Recent measurements of inertial particles in isotropic turbulence (Hammond & Meng, J. Fluid Mech., vol. 921, 2021, A16) revealed surprising extreme clustering of particles at near-contact separations ...$(r)$, whereby the radial distribution function, $g(r)$, grows from $O(10)$ to $O(10^3)$ with a $(r/a)^{-6}$ scaling (where $a$ is the particle radius), and a surprising upturn of the mean inward particle-pair relative velocity (MIRV). Hydrodynamic interactions (HIs) were proposed to explain the extreme clustering, but despite predicting the correct scaling $(r/a)^{-6}$, the HI theory underpredicted $g(r)$ by at least two orders of magnitude (Bragg et al., J. Fluid Mech., vol. 933, 2022, A31). To further understand the extreme clustering phenomenon and the relevance of HI, we characterize $g(r)$ and particle-pair kinematics for Stokes numbers $0.07 \leq St \leq 3.68$ in a homogeneous isotropic turbulence chamber using three-dimensional (3-D) particle tracking resolved to near–contact.

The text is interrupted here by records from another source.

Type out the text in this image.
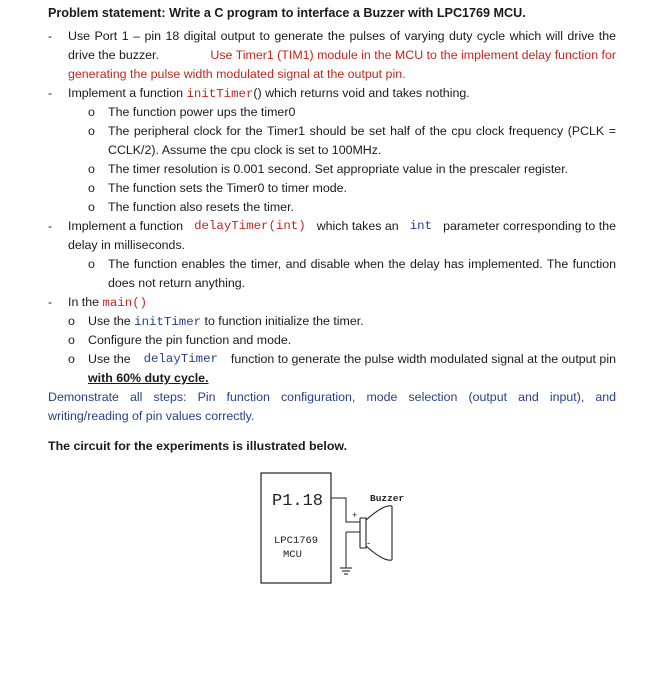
Problem statement: Write a C program to interface a Buzzer with LPC1769 MCU.
- Use Port 1 – pin 18 digital output to generate the pulses of varying duty cycle which will drive the
drive the buzzer.	Use Timer1 (TIM1) module in the MCU to the implement delay function for
generating the pulse width modulated signal at the output pin.
- Implement a function initTimer() which returns void and takes nothing.
o The function power ups the timer0
o The peripheral clock for the Timer1 should be set half of the cpu clock frequency (PCLK =
CCLK/2). Assume the cpu clock is set to 100MHz.
o The timer resolution is 0.001 second. Set appropriate value in the prescaler register.
o The function sets the Timer0 to timer mode.
o The function also resets the timer.
- Implement a function delayTimer(int) which takes an int parameter corresponding to the
delay in milliseconds.
o The function enables the timer, and disable when the delay has implemented. The function
does not return anything.
- In the main()
o Use the initTimer to function initialize the timer.
o Configure the pin function and mode.
o Use the delayTimer function to generate the pulse width modulated signal at the output pin
with 60% duty cycle.
Demonstrate all steps: Pin function configuration, mode selection (output and input), and
writing/reading of pin values correctly.
The circuit for the experiments is illustrated below.
P1.18
LPC1769
MCU
Buzzer
+
-
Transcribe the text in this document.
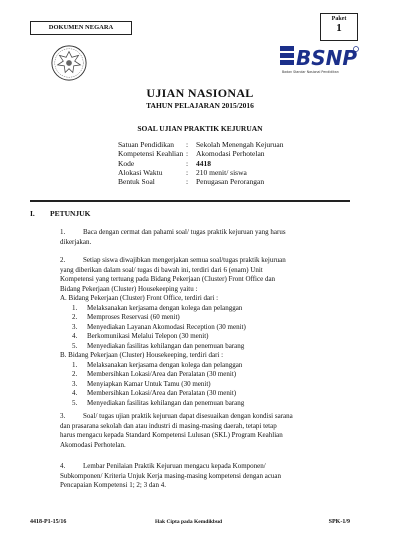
DOKUMEN NEGARA
Paket
1
BSNP
Badan Standar Nasional Pendidikan
UJIAN NASIONAL
TAHUN PELAJARAN 2015/2016
SOAL UJIAN PRAKTIK KEJURUAN
Satuan Pendidikan	:	Sekolah Menengah Kejuruan
Kompetensi Keahlian :	Akomodasi Perhotelan
Kode	:	4418
Alokasi Waktu	:	210 menit/ siswa
Bentuk Soal	:	Penugasan Perorangan
I.	PETUNJUK
1.	Baca dengan cermat dan pahami soal/ tugas praktik kejuruan yang harus
dikerjakan.
2.	Setiap siswa diwajibkan mengerjakan semua soal/tugas praktik kejuruan
yang diberikan dalam soal/ tugas di bawah ini, terdiri dari 6 (enam) Unit
Kompetensi yang tertuang pada Bidang Pekerjaan (Cluster) Front Office dan
Bidang Pekerjaan (Cluster) Housekeeping yaitu :
A. Bidang Pekerjaan (Cluster) Front Office, terdiri dari :
1.	Melaksanakan kerjasama dengan kolega dan pelanggan
2.	Memproses Reservasi (60 menit)
3.	Menyediakan Layanan Akomodasi Reception (30 menit)
4.	Berkomunikasi Melalui Telepon (30 menit)
5.	Menyediakan fasilitas kehilangan dan penemuan barang
B. Bidang Pekerjaan (Cluster) Housekeeping, terdiri dari :
1.	Melaksanakan kerjasama dengan kolega dan pelanggan
2.	Membersihkan Lokasi/Area dan Peralatan (30 menit)
3.	Menyiapkan Kamar Untuk Tamu (30 menit)
4.	Membersihkan Lokasi/Area dan Peralatan (30 menit)
5.	Menyediakan fasilitas kehilangan dan penemuan barang
3.	Soal/ tugas ujian praktik kejuruan dapat disesuaikan dengan kondisi sarana
dan prasarana sekolah dan atau industri di masing-masing daerah, tetapi tetap
harus mengacu kepada Standard Kompetensi Lulusan (SKL) Program Keahlian
Akomodasi Perhotelan.
4.	Lembar Penilaian Praktik Kejuruan mengacu kepada Komponen/
Subkomponen/ Kriteria Unjuk Kerja masing-masing kompetensi dengan acuan
Pencapaian Kompetensi 1; 2; 3 dan 4.
4418-P1-15/16	Hak Cipta pada Kemdikbud	SPK-1/9
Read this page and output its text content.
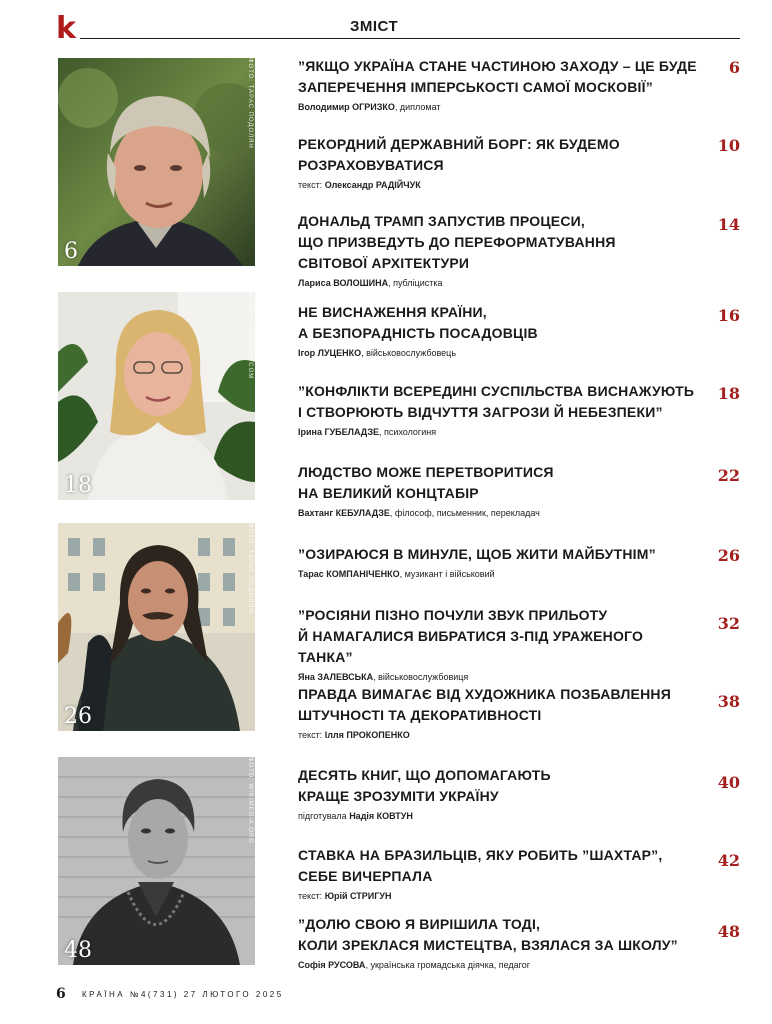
k	ЗМІСТ
6
ФОТО: ТАРАС ПОДОЛЯН
18
ФОТО: FACEBOOK.COM
26
ФОТО: ТАРАС ПОДОЛЯН
48
ФОТО: WIKIMEDIA.ORG
”ЯКЩО УКРАЇНА СТАНЕ ЧАСТИНОЮ ЗАХОДУ – ЦЕ БУДЕ
ЗАПЕРЕЧЕННЯ ІМПЕРСЬКОСТІ САМОЇ МОСКОВІЇ”
Володимир ОГРИЗКО, дипломат
6
РЕКОРДНИЙ ДЕРЖАВНИЙ БОРГ: ЯК БУДЕМО
РОЗРАХОВУВАТИСЯ
текст: Олександр РАДІЙЧУК
10
ДОНАЛЬД ТРАМП ЗАПУСТИВ ПРОЦЕСИ,
ЩО ПРИЗВЕДУТЬ ДО ПЕРЕФОРМАТУВАННЯ
СВІТОВОЇ АРХІТЕКТУРИ
Лариса ВОЛОШИНА, публіцистка
14
НЕ ВИСНАЖЕННЯ КРАЇНИ,
А БЕЗПОРАДНІСТЬ ПОСАДОВЦІВ
Ігор ЛУЦЕНКО, військовослужбовець
16
”КОНФЛІКТИ ВСЕРЕДИНІ СУСПІЛЬСТВА ВИСНАЖУЮТЬ
І СТВОРЮЮТЬ ВІДЧУТТЯ ЗАГРОЗИ Й НЕБЕЗПЕКИ”
Ірина ГУБЕЛАДЗЕ, психологиня
18
ЛЮДСТВО МОЖЕ ПЕРЕТВОРИТИСЯ
НА ВЕЛИКИЙ КОНЦТАБІР
Вахтанг КЕБУЛАДЗЕ, філософ, письменник, перекладач
22
”ОЗИРАЮСЯ В МИНУЛЕ, ЩОБ ЖИТИ МАЙБУТНІМ”
Тарас КОМПАНІЧЕНКО, музикант і військовий
26
”РОСІЯНИ ПІЗНО ПОЧУЛИ ЗВУК ПРИЛЬОТУ
Й НАМАГАЛИСЯ ВИБРАТИСЯ З-ПІД УРАЖЕНОГО ТАНКА”
Яна ЗАЛЕВСЬКА, військовослужбовиця
32
ПРАВДА ВИМАГАЄ ВІД ХУДОЖНИКА ПОЗБАВЛЕННЯ
ШТУЧНОСТІ ТА ДЕКОРАТИВНОСТІ
текст: Ілля ПРОКОПЕНКО
38
ДЕСЯТЬ КНИГ, ЩО ДОПОМАГАЮТЬ
КРАЩЕ ЗРОЗУМІТИ УКРАЇНУ
підготувала Надія КОВТУН
40
СТАВКА НА БРАЗИЛЬЦІВ, ЯКУ РОБИТЬ ”ШАХТАР”,
СЕБЕ ВИЧЕРПАЛА
текст: Юрій СТРИГУН
42
”ДОЛЮ СВОЮ Я ВИРІШИЛА ТОДІ,
КОЛИ ЗРЕКЛАСЯ МИСТЕЦТВА, ВЗЯЛАСЯ ЗА ШКОЛУ”
Софія РУСОВА, українська громадська діячка, педагог
48
6 КРАЇНА №4(731) 27 ЛЮТОГО 2025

A drift–diffusion equation governing $g(r)$ is presented to investigate the kinematic mechanisms of particle pairs. Measurements in all 24 conditions show that when $r/a\lessapprox 20$, extreme clustering consistently occurs, scaling as $g(r) \sim (r/a)^{-k}$ with $4.5 \leq k \leq 7.6$, which increases with $St$. Here $g(r)$ varies with $St$, particle size, density and polydispersity in ways that HI cannot explain. The extreme clustering region features an inward drift contributed by particle-pair turbophoresis and an inward radial relative acceleration. The latter indicates an interparticle attractive force at these separations that HI also cannot explain. The MIRV turns upward when approaching the extreme clustering region, opposite to direct numerical simulation predictions. These observations further support our previous assessment that extreme clustering arises from particle–particle interactions, but HI is not the main mechanism.